Redis is an open source, advanced key-value store. It is often referred to as a data structure server since keys can contain strings, hashes, lists, sets and sorted sets. Clients are available for C, C++, C#, Objective-C, Clojure, Common Lisp, Erlang, Go, Haskell, Io, Lua, Perl, Python, PHP, R ruby, scala, smalltalk, tcl...

B. W. Lewis has developed a parallel extension for the foreach package that allows a cluster of workers to obtain workloads from a redis server.

This is the redis binding for R (rredis)

  • redisConnect() # connect to redis store
  • redisSet('x',runif(5)) # store a value
  • redisGet('x') # retrieve value from store
  • redisClose() # close connection
  • redisAuth(pwd) # simple authentication
  • redisConnect()
  • redisLPush('x',1) # push numbers into list
  • redisLPush('x',2)
  • redisLPush('x',3)
  • redisLRange('x',0,2) # retrieve list
using this redis interface for R, the fine R library doRedis allows redis to be a dispatcher for parallel R commands on a cluster.
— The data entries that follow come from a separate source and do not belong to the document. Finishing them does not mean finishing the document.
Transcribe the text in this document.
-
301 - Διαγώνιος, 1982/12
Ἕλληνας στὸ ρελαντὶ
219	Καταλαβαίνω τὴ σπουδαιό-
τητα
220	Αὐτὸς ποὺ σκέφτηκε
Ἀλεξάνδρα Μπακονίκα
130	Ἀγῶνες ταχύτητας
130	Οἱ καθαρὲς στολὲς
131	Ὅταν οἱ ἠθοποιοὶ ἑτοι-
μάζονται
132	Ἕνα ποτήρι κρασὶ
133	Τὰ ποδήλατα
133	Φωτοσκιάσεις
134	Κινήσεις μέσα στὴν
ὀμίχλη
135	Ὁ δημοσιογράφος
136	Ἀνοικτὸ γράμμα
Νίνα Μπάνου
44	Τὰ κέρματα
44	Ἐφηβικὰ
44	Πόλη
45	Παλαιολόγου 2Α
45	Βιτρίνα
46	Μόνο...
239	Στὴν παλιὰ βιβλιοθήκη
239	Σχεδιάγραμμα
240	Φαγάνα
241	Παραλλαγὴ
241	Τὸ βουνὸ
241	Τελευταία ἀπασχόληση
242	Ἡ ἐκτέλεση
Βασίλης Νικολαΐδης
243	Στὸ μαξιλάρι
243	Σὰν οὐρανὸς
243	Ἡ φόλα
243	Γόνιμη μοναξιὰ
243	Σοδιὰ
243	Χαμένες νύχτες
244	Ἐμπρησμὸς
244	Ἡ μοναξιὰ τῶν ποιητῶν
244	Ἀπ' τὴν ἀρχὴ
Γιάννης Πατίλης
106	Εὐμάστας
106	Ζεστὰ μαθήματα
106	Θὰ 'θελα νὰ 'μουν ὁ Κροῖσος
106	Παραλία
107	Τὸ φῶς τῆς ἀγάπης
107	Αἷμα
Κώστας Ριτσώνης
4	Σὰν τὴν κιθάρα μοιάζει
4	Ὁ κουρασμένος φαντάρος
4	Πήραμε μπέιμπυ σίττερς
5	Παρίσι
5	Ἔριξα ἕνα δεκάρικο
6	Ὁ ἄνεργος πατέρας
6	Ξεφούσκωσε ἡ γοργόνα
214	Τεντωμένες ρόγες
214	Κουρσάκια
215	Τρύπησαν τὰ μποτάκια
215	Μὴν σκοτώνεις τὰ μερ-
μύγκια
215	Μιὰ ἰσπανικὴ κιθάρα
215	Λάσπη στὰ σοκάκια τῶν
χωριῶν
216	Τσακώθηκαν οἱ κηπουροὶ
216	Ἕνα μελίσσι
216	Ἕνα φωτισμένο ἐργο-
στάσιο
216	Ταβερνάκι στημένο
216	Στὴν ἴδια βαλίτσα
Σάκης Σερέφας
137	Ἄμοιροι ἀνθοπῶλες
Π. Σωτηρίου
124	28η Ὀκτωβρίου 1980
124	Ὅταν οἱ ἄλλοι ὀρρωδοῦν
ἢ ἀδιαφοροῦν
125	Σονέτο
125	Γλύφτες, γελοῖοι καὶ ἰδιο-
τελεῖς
The usage is fairly easy and resembles closely the usage of the doSNOW clustering library:
  • first you have to start a redis server on one of the machines as cluster master.
  • then connect as many R workers as you want to the redis master
  • finally start an R interpreter and connect to the redis master and submit the parallel computation job using the foreach package
the workload is then distributed to the workers (which can reside on other machines than the master) and the result is gathered back to the interactive R interpreter. Here is an example how to use the package:

start the redis server:

./redis-server

start as many workers as you like

echo "require('doRedis');redisWorker('jobs')" > R --no-save -q &

start a R interpreter and connect to the redis server:

library(doRedis)
registerDoRedis('jobs')
foreach(j=1:1000, .combine=sum) %dopar% sum(runif(10000000))

if you want to minimize the communication with the redis server use setChunkSize to send out chunks to each R worker.